With my new 2 monitor Mac Studio setup I needed to do a bit more to handle my windows. For a long time I’ve used Mosaic (via SetApp) for a long time to handle a single main screen, while leaving my 13″ Air screen as a secondary display I didn’t put anything important on. Now that I have 2 27″ monitors (and plan more) Mosiac is okay, but I figured there was more power out there.

Today we’ll look at Warp which allows you to automate window configurations on macOS.

Creating New Window Setups

To create a new window configuration open the windows you want open and place them in the configuration you want them to be in. Then open Warp, or access it from the menu bar if it’s already open. Press the + button and it will save your window configuration.

Warp settings

You have a few options here. You can name it as well as set an icon for the configuration and a keyboard command to invoke the configuration. I set keyboard commands, but mainly so I can use my Stream Deck with them. I don’t ever invoke them with the keyboard command on it’s own.

You can also choose what Warp will do with any other Windows that are open. I usually leave it set to simply hide any other open application Windows. That does mean if I’m switching between my RSS set of windows and my Coding set, I need to quit Readkit to keep my application switcher as clean as possible.

The final options let you choose to show the new window configuration in the macOS Menu Bar and ignore visually obstructed windows. Showing the configuration in the menu bar lets you access your window configuration quickly from the menu bar…which seems obvious.

Access Warp from the menu bar

Ignoring visually obstructed windows will not add any applications that are covered to your window configuration.

My Window Workflows

DEVONthink and Obsidian Research

I do a bunch of reading and use DEVONthink as my storage system for things I want to read. I also take notes on some of what I read so that means I’ll need DEVONthink and Obsidian open on different screens so that I can access both of them easily.

DEVONthink and Obsidian for research

RSS

My second frequently accessed window setup is reading RSS. This ends up with a similar setup as the DEVONthink and Obsidian one above. Readkit on the left screen and Obsidian on the right screen to take any notes I want for later.

Readkit and Obsidian

Coding

My final setup is the most complex. Here I need Chrome, VSCode, Dash, Local, and Slack open to facilitate my basic coding setup. The only application I don’t use in every coding session is Slack, but it does need to be open for my main client 3 to 4 days a week so I have it set to open and simply close it if I’m not working for them on a given day.

Warp Limitations

The biggest limitation of Warp is that it doesn’t seem to be able to open multiple copies of a window set. I often want Finder in 4 quadrants on my right hand display as I move files around regularly.

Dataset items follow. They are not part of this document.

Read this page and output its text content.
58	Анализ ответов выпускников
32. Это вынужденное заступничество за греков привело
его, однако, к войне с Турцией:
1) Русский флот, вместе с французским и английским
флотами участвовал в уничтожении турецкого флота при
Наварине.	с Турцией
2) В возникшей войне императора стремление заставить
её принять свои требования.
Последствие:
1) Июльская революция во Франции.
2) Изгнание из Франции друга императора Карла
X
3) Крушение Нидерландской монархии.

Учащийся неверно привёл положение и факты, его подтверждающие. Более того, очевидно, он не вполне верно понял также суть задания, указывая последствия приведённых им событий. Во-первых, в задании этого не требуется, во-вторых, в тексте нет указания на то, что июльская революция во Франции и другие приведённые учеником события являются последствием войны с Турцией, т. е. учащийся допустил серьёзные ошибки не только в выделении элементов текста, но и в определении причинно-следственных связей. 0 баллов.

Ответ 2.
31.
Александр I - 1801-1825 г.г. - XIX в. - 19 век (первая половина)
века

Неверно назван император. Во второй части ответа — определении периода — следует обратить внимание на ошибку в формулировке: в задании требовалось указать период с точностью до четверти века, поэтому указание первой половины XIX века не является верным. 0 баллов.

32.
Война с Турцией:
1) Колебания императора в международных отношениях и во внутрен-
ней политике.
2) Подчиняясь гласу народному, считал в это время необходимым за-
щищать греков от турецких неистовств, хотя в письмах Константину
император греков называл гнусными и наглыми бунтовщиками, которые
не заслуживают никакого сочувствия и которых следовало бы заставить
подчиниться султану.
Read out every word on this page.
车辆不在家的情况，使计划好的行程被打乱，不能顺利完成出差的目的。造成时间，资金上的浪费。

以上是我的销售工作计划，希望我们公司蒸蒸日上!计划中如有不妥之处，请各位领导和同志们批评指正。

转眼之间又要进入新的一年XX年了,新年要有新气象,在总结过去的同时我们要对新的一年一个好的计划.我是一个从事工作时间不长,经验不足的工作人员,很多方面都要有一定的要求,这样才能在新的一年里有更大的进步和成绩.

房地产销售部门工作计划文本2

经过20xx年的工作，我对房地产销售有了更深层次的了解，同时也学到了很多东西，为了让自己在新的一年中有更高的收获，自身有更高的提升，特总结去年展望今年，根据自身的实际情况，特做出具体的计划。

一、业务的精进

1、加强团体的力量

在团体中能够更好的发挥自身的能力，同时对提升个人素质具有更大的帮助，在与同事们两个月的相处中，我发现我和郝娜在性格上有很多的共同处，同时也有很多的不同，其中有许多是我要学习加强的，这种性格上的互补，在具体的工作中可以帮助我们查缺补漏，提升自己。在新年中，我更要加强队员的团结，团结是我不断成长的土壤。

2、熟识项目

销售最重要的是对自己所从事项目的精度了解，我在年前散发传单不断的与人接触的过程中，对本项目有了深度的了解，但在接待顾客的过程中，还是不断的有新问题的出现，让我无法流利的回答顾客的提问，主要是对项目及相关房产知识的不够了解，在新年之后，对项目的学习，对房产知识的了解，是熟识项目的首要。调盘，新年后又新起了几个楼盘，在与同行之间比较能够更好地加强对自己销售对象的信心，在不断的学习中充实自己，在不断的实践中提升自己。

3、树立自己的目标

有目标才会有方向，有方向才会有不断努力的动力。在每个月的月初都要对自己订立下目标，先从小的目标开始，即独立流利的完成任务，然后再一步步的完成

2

Unfortunately Warp opens a single Finder window and then moves it to each of the quadrants without spawning new windows. I’m left with a single window and that’s in the bottom corner of my screen, which is not what I want.

Why Not Keyboard Maestro

I’m sure some of you are asking why I don’t use Keyboard Maestro for this. I’ve had this application for years and with great power comes a bunch of complexity. I spent about 20 minutes trying and failing to figure out how to get Keyboard Maestro to do the finder setup I want.

This is how pretty much every one of my Keyboard Maestro experiences has gone. A bunch of time wasted and nothing useful came out of the experience. Warp is so much easier to use and I had working application configurations within minutes of having Warp installed.